Saffron from the Abruzzo
The mountainous wilds of Abruzzo are one of the dozen or so saffron-growing areas across Europe, the Middle East and southern Asia. Considering that saffron is the world’s most expensive spice, it’s fortunate that just a little goes a long way and in the Abruzzo, the DOP L’Aquila saffron finds its way into everything from meat dishes to risotto. Other regional specialities include lamb skewers known as arrosticini, as well as a special variety of lentils from Santo Stefano di Sessanio. Interested in finding out more about this largely unexplored region of Italy? The Wilds of Abruzzo is an 8-night tour which includes a stay at the unique Hotel Sextantio ‘albergo diffuso’ in Santo Stefano di Sessanio.

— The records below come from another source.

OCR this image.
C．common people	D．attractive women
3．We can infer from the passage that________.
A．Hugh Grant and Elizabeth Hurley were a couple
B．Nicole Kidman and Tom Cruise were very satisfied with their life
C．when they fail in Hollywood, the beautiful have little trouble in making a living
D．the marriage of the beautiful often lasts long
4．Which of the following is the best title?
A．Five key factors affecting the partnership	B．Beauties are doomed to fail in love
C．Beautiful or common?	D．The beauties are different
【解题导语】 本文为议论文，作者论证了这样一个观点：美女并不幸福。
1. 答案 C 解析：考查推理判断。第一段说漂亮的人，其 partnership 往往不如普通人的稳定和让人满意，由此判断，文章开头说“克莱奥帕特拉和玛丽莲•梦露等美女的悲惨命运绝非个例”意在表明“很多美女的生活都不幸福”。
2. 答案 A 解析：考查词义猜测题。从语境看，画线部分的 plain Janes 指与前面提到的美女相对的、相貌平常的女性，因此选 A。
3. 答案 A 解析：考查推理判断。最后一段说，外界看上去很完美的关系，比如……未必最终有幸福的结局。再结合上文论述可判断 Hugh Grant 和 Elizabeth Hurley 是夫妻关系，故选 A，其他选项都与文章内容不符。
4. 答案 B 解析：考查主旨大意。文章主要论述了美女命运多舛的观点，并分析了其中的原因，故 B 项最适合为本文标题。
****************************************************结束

Cucina povera in the Basilicata
Rustic and unpretentious, the simple cooking style that characterises food in the Basilicata is a reminder of the historic poverty and isolation of this region in southern Italy. Yet the sun-drenched fruit and vegetables, the rich meat and cheese and the delicious fresh fish on the coast in Maratea are all bursting with flavour. Local specialities include ‘orecchiette’ pasta, Lucania sausages and Senise peppers. Explore the food of the Basilicata on our Southern Italy tour.
Pesto from Liguria
Liguria’s most famous culinary export is pesto, but visitors quickly learn that this delicate basil-based sauce bears little resemblance to the packaged pesto sold worldwide. In Liguria, it’s combined with trenette or trofie pasta, sometimes with green beans and potato.
Although veal and rabbit are popular options, the region’s 300km of coastline means that fresh fish and seafood is more common - best enjoyed at a restaurant with a sea view along the stunning Riviera! For anyone interested in visiting Liguria, our Parma Tuscany and Ligurian Sea tour ends with a 2-day stay at Lerici on the Ligurian coast.
On all our tours we offer a variety of dining experiences, from small characteristic osterias to restaurants of renown and, on occasion, award-winning establishments with big reputations. We work hard to plan menus which celebrate the best local and seasonal ingredients and which showcase the traditions of the regions where we are hiking. We are often quite literally walking through the menu each day as we pass vineyards, orchards, waving wheat fields or fishing ports, and our time spent with cheese-makers or truffle-hunters truly helps to bring the regional menus to life.